Paradoxically, Sanders and Wells' non-dogmatic approach left me with mixed messages at times. For example, the term 'personality disorder' is used, but here the authors admitted that they are unhappy with the term saying that if it is 'consistently misunderstood and stereotyped among professionals, the term is likely to be similarly perceived by clients'.

Part three deals with The Wider Context of Cognitive Therapy. Most of this section deals with the many strands of integration: integration of other psychotherapies, integration of experience and integration of the therapeutic relationship.

This is a well-written, engaging and thought-provoking book without a hint of putting other forms of therapy down or trying to show that cognitive therapy is superior.

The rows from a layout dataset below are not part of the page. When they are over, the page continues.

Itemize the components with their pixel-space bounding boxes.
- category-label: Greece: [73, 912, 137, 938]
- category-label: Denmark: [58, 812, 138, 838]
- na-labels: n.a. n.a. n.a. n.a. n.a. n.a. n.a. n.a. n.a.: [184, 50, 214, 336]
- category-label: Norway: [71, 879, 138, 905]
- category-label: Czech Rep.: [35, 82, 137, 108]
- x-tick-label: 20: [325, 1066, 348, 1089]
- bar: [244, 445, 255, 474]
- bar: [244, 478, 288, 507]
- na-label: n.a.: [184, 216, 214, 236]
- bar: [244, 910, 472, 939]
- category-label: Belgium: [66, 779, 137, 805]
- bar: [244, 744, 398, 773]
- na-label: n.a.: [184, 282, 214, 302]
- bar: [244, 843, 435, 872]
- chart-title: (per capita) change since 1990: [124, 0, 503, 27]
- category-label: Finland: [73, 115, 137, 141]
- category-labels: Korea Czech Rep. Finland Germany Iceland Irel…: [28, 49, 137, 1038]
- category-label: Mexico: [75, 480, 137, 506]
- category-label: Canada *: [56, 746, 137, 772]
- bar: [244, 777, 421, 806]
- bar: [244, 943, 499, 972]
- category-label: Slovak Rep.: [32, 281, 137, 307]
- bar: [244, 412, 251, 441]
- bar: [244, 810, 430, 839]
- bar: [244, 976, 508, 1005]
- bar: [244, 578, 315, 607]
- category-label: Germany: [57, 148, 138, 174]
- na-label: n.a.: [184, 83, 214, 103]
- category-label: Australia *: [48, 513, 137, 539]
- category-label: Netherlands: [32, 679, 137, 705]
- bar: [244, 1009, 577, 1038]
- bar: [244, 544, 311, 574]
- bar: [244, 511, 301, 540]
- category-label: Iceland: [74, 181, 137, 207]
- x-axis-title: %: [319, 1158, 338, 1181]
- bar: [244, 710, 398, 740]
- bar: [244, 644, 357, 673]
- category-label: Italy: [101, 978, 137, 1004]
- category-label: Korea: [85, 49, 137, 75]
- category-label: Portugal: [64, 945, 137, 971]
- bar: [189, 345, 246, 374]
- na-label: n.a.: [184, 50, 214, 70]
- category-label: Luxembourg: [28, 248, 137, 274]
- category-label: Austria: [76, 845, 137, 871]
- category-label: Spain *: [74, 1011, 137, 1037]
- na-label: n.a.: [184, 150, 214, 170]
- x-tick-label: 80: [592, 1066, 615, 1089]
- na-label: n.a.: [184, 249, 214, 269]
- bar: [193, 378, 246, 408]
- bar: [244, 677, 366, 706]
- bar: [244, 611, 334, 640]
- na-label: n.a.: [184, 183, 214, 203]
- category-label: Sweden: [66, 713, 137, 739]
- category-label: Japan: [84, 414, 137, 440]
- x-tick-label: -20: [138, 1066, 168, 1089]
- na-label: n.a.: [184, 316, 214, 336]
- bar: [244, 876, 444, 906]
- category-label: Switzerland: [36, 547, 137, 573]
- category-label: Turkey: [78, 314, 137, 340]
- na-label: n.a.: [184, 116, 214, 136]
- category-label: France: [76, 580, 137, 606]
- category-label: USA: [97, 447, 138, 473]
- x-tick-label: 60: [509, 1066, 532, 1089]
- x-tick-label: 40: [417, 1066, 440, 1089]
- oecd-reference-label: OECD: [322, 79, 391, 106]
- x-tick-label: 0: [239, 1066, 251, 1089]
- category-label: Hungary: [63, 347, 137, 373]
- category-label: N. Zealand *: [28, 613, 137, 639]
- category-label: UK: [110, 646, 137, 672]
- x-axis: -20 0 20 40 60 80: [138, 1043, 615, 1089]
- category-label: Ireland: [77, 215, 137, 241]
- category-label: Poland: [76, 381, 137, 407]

I recognise that my understanding of the therapeutic relationship and therapy as a whole is very different to that described in this book. From my perspective the relationship is as personal and 'real' as any other relationship. I do not see therapy as a system where the client is encouraged to make changes in thinking, feeling or behaviour happen because changes may or may not happen. I was left feeling that cognitive therapy gave therapists and clients alike large doses of perceived certainty and fabricated structure, something we all crave. However, the elephant in the room still remains uncertainty.

Diana Mitchell

References

Bennett-Levy, J. (2001). The value of self-practice of cognitive therapy techniques and self-reflection in the training of cognitive therapists. Behavioural and Cognitive Psychotherapy, 29.

Gilbert, P. and Leahy, R.L. (ed) (2007). The Therapeutic Relationship in the Cognitive Behavioural Therapies. Hove: Routledge.

Roth, A. and Fonagy, P. (1996). What Works for Whom? A Critical Review of Psychotherapy Research. New York: Guildford Press.